AMD just flipped the script on Nvidia with a 77% rally in 2025. With revenue growth re-accelerating, AI design wins at OpenAI and IBM, and a forward P/E still below big-tech averages, the underdog chipmaker has room to run higher in 2026 even as Nvidia’s growth rate cools.
Last year delivered a plot twist no mega-cap bull expected: Advanced Micro Devices shares leapt 77%, leaving Nvidia’s 39% advance in the dust. The swing has traders asking whether 2025 was a one-off catch-up trade or the opening act of a sustainedAMD leadership phase.
The 2025 Scoreboard: AMD’s Growth Re-Accelerates
AMD’s quarterly revenue growth has marched higher for four straight reports, while Nvidia’s year-over-year comps have decelerated from triple-digit peaks to low-double digits. CEO Lisa Su projects top-line expansion above 35% annually through 2028, driven by AI GPUs, server CPUs and embedded chips for quantum systems.
Design wins reinforce the optimism. OpenAI is testing AMD’s MI300 accelerators, and IBM lists Epyc CPUs as critical to scaling its next-gen quantum platform. Each marquee customer reduces Nvidia’s lock-in and expands AMD’s addressable market.
Valuation Reality Check: Earnings Still Favor Nvidia
Size skews simple comparisons. Nvidia’s market cap of $4.5 trillion dwarfs AMD’s $380 billion, yet trailing earnings tell an even starker story: Nvidia banked almost $100 billion in net income the past four quarters; AMD delivered $3.3 billion. On a trailing P/E basis AMD trades near 115× versus Nvidia’s 45×.
Forward consensus flips the script slightly: AMD’s 37× forward multiple is still loftier than Nvidia’s 24×, but both sit below mega-tech averages. If Su’s 35% growth forecast materializes, AMD’s earnings base should expand fast enough to compress that premium within four quarters.
What Could Go Wrong
- Margin risk: AMD’s AI GPUs sell at lower average selling prices than Nvidia’s H100/B200 flagship parts, pressuring gross margin if volumes don’t scale.

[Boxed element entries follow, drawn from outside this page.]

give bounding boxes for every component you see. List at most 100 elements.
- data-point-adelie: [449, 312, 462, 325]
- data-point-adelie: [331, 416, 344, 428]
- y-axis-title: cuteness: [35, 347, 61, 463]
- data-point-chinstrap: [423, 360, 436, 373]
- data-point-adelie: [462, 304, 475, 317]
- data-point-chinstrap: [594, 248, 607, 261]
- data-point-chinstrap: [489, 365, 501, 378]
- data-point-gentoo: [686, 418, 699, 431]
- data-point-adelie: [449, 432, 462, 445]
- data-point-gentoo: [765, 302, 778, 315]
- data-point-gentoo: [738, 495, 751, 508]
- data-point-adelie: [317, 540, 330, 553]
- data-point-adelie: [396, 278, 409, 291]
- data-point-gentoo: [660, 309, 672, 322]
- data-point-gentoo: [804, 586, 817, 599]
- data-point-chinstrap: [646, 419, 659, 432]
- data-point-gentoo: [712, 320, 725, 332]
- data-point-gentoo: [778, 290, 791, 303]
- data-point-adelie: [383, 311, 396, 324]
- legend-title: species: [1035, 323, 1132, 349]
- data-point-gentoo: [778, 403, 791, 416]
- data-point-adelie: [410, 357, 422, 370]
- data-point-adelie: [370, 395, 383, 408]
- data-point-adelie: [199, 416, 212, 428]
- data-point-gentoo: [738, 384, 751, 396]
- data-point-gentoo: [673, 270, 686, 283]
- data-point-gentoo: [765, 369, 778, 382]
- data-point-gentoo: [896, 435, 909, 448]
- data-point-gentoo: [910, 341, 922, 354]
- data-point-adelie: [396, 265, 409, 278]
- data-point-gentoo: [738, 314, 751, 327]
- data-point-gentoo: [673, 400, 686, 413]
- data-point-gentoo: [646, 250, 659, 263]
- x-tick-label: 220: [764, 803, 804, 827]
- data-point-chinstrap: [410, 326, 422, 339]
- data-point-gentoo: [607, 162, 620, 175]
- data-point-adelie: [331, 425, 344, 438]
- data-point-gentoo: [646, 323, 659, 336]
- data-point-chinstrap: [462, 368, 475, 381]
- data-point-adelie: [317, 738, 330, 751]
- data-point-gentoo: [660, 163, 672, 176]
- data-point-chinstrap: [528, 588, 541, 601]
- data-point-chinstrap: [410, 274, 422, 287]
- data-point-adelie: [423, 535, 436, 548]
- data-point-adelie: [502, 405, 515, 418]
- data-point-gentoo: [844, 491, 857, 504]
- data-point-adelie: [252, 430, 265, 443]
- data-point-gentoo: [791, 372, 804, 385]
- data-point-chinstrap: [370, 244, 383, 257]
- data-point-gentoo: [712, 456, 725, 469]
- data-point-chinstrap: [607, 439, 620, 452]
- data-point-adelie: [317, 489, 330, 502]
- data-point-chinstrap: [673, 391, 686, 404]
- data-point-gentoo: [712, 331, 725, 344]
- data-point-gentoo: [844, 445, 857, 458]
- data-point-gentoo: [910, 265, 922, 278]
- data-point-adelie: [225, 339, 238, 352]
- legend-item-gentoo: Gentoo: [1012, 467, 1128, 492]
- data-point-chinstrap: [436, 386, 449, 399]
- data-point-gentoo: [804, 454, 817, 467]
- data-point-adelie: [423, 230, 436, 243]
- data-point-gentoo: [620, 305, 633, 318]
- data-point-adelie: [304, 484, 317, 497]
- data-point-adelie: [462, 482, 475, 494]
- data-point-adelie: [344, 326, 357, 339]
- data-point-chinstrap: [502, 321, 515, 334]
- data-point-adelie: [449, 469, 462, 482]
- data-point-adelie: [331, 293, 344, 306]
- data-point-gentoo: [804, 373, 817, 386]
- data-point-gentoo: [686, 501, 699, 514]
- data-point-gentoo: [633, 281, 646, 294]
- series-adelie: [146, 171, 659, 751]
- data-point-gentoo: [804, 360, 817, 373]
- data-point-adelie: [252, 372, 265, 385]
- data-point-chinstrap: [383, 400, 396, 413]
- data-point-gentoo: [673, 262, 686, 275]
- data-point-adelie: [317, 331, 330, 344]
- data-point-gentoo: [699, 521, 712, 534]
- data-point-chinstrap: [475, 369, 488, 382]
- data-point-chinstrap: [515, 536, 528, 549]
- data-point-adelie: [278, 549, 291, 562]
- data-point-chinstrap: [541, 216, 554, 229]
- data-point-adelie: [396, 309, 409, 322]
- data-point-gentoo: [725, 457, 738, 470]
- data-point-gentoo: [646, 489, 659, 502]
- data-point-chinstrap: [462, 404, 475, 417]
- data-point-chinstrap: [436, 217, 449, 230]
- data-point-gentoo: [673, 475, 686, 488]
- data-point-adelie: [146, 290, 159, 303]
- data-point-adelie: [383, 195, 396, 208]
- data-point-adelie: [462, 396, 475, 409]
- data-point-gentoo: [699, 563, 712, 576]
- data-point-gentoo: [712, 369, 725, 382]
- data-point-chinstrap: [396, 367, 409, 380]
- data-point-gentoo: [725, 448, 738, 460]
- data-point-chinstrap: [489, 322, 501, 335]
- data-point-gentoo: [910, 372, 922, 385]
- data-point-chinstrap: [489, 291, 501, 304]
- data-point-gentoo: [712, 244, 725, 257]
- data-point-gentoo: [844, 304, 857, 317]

- Supply chain chokepoints: Both firms depend on TSMC’s 5/3 nm lines; any capacity tightness hits the smaller player harder.
- Capex arms race: Nvidia’s $100 billion cash pile funds both R&D and a rumored custom silicon foundry, potentially widening the technology gap.
What Could Go Right
- Share-of-wallet shifts: Hyperscalers aiming to diversify silicon suppliers may allocate 20-30% of AI builds to AMD, translating into billions in incremental sales.
- CPU-GPU bundling: AMD’s data-center CPU share is above 25%; pairing Epyc with MI300 creates bundled pricing power and stickier contracts.
- PC refresh cycle: Microsoft’s Windows 12 rollout and AI-on-device requirements could spike client CPU demand, another high-margin lever absent from pure-play GPU models.
Portfolio Takeaway
Nvidia remains the cash-flow king, but its valuation now bakes in perpetual dominance. AMD offers a levered play on AI adoption with a smaller earnings base and faster growth re-acceleration. For investors comfortable with higher beta, a tilt toward AMD in 2026 captures upside if the adoption curve broadens beyond a single-supplier ecosystem.